A reader asked my advice on a life insurance policy that was bought a few years ago. It provided a cash payment every 5 years and projected the accumulation of the installments on a non-guaranteed interest rate of 5% per annum.
The benefit illustration showed the following:
a) The distribution cost, which is the amount taken from the savings to pay commission to the agent and other marketing expenses, amounted to $3,467 for the first 6 years, representing about 2 years of the premium. This will continue to increase for each year but at a lower pace. With two years of the savings taken away, the return on the policy is likely to be poor.

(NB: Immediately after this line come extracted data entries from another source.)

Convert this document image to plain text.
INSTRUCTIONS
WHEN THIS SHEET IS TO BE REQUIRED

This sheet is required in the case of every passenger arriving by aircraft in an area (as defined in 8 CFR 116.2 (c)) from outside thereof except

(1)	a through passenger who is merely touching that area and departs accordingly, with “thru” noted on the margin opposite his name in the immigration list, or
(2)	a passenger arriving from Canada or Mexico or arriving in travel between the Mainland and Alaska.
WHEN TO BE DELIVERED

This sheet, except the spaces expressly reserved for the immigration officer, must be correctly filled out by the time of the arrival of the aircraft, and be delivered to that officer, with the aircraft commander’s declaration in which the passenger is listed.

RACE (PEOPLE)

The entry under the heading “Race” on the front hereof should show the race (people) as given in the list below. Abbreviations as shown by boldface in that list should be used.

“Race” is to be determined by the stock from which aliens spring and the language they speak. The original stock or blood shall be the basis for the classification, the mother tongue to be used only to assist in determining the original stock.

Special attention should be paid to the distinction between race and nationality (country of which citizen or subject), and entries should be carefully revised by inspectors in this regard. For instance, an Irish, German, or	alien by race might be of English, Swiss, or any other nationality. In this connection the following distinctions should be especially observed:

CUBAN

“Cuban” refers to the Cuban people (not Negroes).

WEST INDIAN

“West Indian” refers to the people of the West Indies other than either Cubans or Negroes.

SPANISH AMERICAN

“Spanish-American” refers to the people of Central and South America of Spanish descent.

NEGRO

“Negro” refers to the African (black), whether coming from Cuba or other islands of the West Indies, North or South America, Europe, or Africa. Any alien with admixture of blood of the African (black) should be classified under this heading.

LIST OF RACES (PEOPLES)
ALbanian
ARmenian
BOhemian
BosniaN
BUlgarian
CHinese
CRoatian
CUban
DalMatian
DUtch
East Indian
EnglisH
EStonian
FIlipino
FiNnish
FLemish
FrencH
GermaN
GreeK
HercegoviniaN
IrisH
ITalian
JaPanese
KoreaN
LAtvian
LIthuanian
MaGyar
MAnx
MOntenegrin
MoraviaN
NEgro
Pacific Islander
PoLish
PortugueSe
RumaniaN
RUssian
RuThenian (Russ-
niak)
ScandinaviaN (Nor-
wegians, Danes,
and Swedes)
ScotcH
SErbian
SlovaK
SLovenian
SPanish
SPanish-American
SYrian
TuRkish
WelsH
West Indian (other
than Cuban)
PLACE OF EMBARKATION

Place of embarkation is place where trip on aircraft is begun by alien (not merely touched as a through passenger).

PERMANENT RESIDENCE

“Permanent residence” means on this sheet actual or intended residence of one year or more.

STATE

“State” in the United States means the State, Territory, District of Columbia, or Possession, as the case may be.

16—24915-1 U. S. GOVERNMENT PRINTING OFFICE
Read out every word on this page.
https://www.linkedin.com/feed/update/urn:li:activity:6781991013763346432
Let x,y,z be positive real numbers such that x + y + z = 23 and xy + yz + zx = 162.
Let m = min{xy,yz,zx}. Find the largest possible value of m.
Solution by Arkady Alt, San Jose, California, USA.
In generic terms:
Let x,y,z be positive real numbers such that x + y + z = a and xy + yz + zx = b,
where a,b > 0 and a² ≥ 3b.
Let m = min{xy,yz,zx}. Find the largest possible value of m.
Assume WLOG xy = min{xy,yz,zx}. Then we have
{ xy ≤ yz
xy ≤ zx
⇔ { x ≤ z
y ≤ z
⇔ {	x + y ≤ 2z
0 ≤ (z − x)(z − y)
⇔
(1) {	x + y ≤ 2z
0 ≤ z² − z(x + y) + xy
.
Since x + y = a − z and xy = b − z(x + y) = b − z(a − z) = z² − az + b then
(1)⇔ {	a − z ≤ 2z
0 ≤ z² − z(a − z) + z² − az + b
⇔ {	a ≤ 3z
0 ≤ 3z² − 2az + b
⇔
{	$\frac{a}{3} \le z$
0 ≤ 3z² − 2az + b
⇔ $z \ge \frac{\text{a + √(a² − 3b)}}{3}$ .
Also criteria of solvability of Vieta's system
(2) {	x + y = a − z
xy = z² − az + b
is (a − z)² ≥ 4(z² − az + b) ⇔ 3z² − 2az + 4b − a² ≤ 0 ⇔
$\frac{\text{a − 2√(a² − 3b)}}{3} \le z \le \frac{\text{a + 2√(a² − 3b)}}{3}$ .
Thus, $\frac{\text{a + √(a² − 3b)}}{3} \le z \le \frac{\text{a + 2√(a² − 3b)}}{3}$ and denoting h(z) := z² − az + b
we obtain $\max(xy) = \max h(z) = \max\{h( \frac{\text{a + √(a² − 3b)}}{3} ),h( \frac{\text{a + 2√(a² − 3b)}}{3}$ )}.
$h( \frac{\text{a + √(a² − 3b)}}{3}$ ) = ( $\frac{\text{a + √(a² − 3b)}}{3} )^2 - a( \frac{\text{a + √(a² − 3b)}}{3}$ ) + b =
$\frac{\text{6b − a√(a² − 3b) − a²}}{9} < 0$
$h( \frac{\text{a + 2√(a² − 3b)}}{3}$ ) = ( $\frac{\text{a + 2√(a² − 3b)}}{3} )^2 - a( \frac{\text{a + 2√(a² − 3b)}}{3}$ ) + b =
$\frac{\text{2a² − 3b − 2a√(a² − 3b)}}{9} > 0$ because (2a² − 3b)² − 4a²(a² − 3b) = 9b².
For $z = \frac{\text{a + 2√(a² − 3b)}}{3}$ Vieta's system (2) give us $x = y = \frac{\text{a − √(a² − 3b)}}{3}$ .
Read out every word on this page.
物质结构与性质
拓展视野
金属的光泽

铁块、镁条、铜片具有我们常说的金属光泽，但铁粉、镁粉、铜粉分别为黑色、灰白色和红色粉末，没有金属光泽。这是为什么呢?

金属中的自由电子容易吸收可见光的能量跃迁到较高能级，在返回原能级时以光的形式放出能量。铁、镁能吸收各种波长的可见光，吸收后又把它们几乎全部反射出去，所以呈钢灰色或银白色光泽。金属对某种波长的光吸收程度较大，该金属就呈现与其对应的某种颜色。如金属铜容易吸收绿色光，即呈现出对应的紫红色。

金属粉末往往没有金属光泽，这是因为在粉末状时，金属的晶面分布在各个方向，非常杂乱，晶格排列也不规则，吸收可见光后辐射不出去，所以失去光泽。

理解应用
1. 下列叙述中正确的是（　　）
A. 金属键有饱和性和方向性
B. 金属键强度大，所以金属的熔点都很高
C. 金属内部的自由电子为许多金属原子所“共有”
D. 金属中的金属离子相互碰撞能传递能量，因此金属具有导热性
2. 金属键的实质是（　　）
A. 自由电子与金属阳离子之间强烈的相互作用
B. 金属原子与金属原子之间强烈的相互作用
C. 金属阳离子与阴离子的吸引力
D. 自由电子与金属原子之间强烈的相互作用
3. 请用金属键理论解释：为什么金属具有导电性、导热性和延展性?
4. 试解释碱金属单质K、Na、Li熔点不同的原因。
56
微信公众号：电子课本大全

b) At the end of 20 years, the projected amount as follows:
non-guaranteed: $14,881 (assuming the coupons accumulate at 5% p.a.)
c) It is better to be conservative and assume that the coupon will accumulate at 2.5% p.a. and take the non-guaranteed portion at half, i.e. $7,440. The projected amount at the end of 20 years will be $47,740, representing a yield of 1.8% p.a. on the savings. This is a reduction of 3.4% from the projected yield of 5.25%. This reduction is excessive - this policy gives a poor return.
d) If the annual premium of $1,967 is invested to earn 5.25% p.a. the total accumulated savings at the end of 20 years would be $70,292. The projected payout (based on a more conservative estimate) is $47,740, representing a reduction of 32% (which is excessive).
The life insurance policy gives a poor return. But, If it is terminated now, the policyholder will still suffer a large loss. It will be difficult for me to advice whether to continue or terminate the policy at this time, as it depends on the personal circumstances and priorities of the policyholder.